You don’t even have to do anything else other than go on social media and hope you can convince people that the memecoin represents that meme. If they do, then the value of the token goes up. There is no substantive connection between the coin and anything real: no ownership of intellectual property, no contracted cash flows, nothing. And yet somehow, sometimes, in today’s age, it works.
So, that’s what she did, creating the Hawk Tuah coin. Miraculously, it briefly had a value of $500 million before falling to $25 million the next day. Supposedly, “insiders” pocketed $3 million. Now Haliey is in legal trouble (as I write this, it’s unclear whether she’s going to be arrested) because “investors” (can you call them that?) are furious that insiders sold so much, and the value plummeted so quickly.
As Matt Levine writes16:
People are complaining that this is a “rug pull” or a “pump and dump,” but I cannot understand what different thing they thought would happen. The Hawk Tuah coin would build an enduring business with large and growing value for years to come? What? Why? How? It’s a memecoin representing the fastest-melting imaginable form of fame; of course, it should go to $500 million and then to zero in a day. That’s what it’s for! It worked perfectly!

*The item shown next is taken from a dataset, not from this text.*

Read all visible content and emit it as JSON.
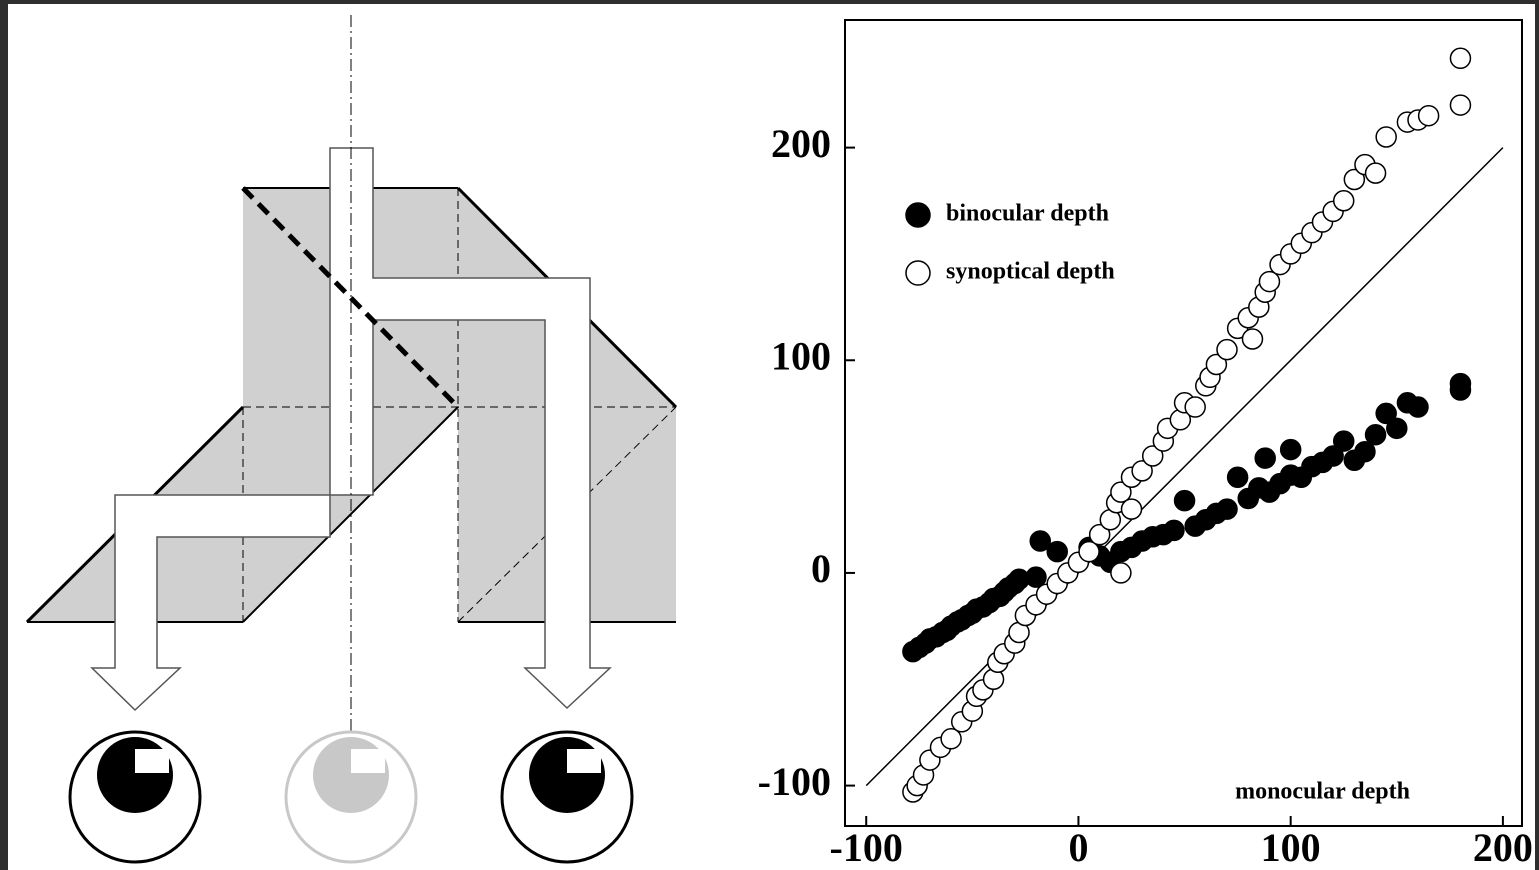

Getting away from crypto for a minute, new rules are taking effect in Belgium17 which require executives and key personnel at banks to take the oath in the presence of officials from Belgium’s Financial Services and Markets Authority (and certain other staff making the pledge in front of managers):
“I commit myself to act honestly and with integrity, as well as competently and professionally, in all circumstances while performing my professional activities, taking into account the interests of clients and treating them fairly. I have taken note of the specific rules established by the King in this regard.”
We at Satovsky always acted with integrity (the I in our often-used acronym “FAMILY”) and have always strived to act in the best interests of our clients. We don’t need a new oath for that!